Затем вмешался голос, шедший от юбки с розовым бантом на кайме:
— …Не знаю почему, но жара на меня больше не действует, как раньше…
Пегги подняла голову Она увидела пятнадцать розовых бантов, аккуратно пришитых к платью. И не Мириам ли Пэрриш принадлежит увенчивающая платье благообразная овечья головка?
— Я хочу сказать, что мы сами изменились, — сказала Элинор. — Мы стали счастливее, свободнее…
Что она понимает под «счастьем», под «свободой»? — подумала Пегги, опять прислоняясь спиной к стене.
— Вот, например, Ренни и Мэгги, — продолжала Элинор.

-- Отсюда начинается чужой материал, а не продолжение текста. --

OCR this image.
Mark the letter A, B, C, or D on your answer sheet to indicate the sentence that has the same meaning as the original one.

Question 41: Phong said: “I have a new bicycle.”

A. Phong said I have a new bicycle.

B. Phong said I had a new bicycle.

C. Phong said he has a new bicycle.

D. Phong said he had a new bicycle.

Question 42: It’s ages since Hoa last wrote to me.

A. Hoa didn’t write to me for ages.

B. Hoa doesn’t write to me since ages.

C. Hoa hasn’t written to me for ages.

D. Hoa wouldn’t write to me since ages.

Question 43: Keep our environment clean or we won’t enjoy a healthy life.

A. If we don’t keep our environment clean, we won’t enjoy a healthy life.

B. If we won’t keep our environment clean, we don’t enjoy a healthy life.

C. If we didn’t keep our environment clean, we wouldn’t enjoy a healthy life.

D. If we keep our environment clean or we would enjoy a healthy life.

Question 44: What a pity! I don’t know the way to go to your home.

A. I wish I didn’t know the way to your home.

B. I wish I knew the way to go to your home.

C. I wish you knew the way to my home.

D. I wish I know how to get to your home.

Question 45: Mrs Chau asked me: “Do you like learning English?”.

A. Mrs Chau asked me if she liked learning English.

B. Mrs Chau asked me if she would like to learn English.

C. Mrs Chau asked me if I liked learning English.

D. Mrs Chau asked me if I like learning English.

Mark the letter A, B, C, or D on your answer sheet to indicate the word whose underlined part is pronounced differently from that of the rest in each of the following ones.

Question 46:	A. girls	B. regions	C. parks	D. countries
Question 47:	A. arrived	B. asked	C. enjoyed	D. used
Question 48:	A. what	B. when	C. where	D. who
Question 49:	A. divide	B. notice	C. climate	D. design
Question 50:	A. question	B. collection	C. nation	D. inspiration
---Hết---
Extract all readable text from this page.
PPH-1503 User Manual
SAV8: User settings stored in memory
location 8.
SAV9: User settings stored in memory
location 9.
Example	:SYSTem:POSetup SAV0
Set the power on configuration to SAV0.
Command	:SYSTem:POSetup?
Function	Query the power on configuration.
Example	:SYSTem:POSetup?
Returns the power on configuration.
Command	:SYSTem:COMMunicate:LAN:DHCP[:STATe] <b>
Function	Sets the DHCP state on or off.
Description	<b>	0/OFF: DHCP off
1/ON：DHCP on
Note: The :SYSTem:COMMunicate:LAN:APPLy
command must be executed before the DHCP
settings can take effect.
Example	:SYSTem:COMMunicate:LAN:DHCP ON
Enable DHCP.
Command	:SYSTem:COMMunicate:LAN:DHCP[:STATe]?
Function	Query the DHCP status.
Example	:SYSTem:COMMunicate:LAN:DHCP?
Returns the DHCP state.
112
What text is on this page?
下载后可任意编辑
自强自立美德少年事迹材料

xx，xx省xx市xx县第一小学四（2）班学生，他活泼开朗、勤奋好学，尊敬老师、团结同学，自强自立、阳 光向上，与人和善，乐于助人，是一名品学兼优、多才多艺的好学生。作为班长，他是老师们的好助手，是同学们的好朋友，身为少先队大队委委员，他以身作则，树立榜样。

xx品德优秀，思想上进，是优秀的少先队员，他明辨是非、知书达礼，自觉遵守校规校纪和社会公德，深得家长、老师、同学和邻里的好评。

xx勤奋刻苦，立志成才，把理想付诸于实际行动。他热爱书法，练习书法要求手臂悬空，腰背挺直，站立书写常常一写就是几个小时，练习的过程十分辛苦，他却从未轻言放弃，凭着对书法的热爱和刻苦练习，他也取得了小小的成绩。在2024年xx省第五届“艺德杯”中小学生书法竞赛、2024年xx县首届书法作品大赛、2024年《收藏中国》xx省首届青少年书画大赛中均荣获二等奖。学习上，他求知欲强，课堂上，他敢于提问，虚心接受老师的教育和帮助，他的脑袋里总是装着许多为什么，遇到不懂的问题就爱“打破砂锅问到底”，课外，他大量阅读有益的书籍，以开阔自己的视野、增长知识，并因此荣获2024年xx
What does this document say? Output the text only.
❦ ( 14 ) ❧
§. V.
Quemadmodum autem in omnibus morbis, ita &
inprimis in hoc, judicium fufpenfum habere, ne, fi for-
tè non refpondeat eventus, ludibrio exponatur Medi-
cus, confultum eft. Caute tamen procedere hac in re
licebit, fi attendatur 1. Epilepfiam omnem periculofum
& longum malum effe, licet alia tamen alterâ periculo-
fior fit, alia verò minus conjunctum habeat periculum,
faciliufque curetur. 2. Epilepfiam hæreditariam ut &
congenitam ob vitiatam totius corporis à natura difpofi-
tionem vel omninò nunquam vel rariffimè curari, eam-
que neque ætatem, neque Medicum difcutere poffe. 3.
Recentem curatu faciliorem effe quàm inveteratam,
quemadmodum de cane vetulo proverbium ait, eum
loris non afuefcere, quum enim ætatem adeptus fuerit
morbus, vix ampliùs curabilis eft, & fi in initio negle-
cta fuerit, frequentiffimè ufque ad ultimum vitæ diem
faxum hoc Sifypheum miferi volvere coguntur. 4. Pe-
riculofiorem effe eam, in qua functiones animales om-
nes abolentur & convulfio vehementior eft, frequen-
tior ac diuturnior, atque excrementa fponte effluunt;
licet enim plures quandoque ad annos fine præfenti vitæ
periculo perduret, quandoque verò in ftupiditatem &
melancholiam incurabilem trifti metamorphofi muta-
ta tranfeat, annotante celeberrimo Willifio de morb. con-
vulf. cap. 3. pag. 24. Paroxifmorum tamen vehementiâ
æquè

Она помолчала немного и заговорила опять. — Ты помнишь, Ренни, ту ночь, когда был налет? Я тогда познакомилась с Николаем… мы сидели в погребе, помнишь?.. Идя вниз по ступенькам, я сказала себе: «Вот счастливый брак»… — Последовала очередная пауза. — Я сказала себе… — Пегги увидела, что Элинор положила руку на колено Ренни. — «Если бы я знала Ренни в молодости…» — она замолчала. Она имеет в виду, что тогда влюбилась бы в него? — подумала Пегги. Опять вмешалась музыка: «…сказал он мне, сказал он мне…» — Нет, никогда… — Пегги опять услышала голос Элинор. — Никогда…
Хочет ли она сказать, что никогда не любила, никогда не хотела выйти замуж? — подумала Пегги. Все засмеялись.
— Да вы выглядите на восемнадцать лет, — сказал Норт.
— И чувствую себя так же! — воскликнула Элинор. Но завтра утром ты превратишься в развалину, подумала Пегги, взглянув на нее. У Элинор было красное лицо, на лбу проступили сосуды.
— У меня такое чувство… — Элинор запнулась и поднесла руку к голове, — как будто я побывала в ином мире! Мне так хорошо!
— Вздор, Элинор, вздор, — сказал Ренни.
Так и думала, что он это скажет, с каким-то удовлетворением отметила про себя Пегги. Она видела его профиль за коленями своей тетки. Французы — рационалисты, они благоразумны, думала она. Но все равно, пусть Элинор пощиплет себя за душу, если ей это нравится, почему нет?